Ainda de acordo com ela, a mídia não determina, mas pode influenciar os valores, os modos de agir, vestir, consumir e até no padrão de beleza vigente. “A imitação é uma capacidade inata da criança. Até os 3 anos, elas imitam os pais, os irmãos e os professores. Já os adolescentes que passam muito tempo viajando pelos meios de comunicação acabam sendo regidos por eles.”
Entretanto, a psicóloga reforça que tudo vai depender de como o jovem lida, ou aprendeu a lidar, com as informações e exemplos que observa. “A mídia não é a única fonte de formação deles. A escola, os pais e os ambientes que frequentam também fazem parte desse processo.”
Classificação indicativa
Embora o Ministério da Justiça estabeleça e informe as faixas etárias próprias para audiovisuais, como filmes, jogos eletrônicos e programas de televisão, muitos pais não se preocupam com as recomendações, discordam das diretrizes ou não têm como controlar o acesso dos filhos, deixando-os expostos a qualquer tipo de conteúdo. A pasta concorda com o direito de escolha da família, mas tem como meta assegurar que crianças e adolescentes tenham seu desenvolvimento psicossocial preservado.
A classificação leva em conta, sobretudo, cenas de sexo, drogas e violência. À medida que as situações vão ficando mais recorrentes e impactantes, eleva-se a gradação atribuída à obra. Também são considerados outros fatores, como, por exemplo, a valorização de um padrão físico ou o consumo de um produto como formas exclusivas para se alcançar a felicidade e a aceitação social (ver quadro).
Com apenas 5 anos, a filha de Érica Marques já questiona sobre o porquê de não poder assistir determinados programas. “Explico o motivo de não poder ver certos conteúdos.
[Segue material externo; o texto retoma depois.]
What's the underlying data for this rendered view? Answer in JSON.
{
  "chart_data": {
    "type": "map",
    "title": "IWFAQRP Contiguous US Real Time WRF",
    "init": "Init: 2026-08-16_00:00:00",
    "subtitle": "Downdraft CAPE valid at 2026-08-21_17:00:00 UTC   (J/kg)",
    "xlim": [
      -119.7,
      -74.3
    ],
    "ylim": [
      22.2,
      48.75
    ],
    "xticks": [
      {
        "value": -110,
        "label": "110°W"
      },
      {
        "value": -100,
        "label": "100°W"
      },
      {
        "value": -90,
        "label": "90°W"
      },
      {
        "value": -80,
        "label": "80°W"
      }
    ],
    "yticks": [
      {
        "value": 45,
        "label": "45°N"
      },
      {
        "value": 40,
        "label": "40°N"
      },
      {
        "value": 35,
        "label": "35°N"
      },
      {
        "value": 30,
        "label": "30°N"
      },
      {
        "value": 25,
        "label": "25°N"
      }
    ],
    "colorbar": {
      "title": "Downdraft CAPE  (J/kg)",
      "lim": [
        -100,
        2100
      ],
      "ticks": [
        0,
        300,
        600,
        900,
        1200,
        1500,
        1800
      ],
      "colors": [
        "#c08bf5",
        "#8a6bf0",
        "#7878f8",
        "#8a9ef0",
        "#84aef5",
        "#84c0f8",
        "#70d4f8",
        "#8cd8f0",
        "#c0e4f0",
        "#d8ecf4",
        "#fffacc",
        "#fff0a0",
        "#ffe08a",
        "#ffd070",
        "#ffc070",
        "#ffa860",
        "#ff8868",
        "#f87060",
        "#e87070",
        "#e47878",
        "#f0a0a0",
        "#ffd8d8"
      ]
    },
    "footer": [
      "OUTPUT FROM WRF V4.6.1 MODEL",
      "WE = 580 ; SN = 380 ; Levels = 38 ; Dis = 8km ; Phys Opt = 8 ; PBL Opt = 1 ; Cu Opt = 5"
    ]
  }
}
Mesmo que ela não tenha condição de entender as dimensões, nunca a deixo sem uma satisfação.”
A mãe conta ainda que não seleciona a programação para a filha apenas pela classificação. “Tenho restringido a novela ‘Chiquititas’, que é indicada para crianças. Minha filha ama e, por isso, rebate muito os ‘nãos’. Vejo ali as crianças falando com desrespeito, e alguns conflitos são resolvidos de forma que considero inadequada. Não é o exemplo que desejo que ela tenha.”
Limites e diálogo são indicados
A probabilidade de os filhos se tornarem pessoas violentas, vulgares ou suscetíveis às drogas – por influência das telas – ainda assombra muitos pais. A possível relação entre programação da TV e a formação da personalidade foi analisada por pesquisadores da Universidade de Michigan, nos Estados Unidos. Segundo o estudo, jovens expostos a conteúdos violentos têm mais chances de se tornarem adultos agressivos. Outros comportamentos observados nesse grupo foram a perda de sensibilidade à violência no mundo real, medo, ansiedade e sexualização precoce.
A pesquisa monitorou 557 pessoas ao longo de 14 anos, da infância ao início da vida adulta. Os que mais assistiram a programas violentos quando crianças, apresentaram maior nível de agressividade na maturidade.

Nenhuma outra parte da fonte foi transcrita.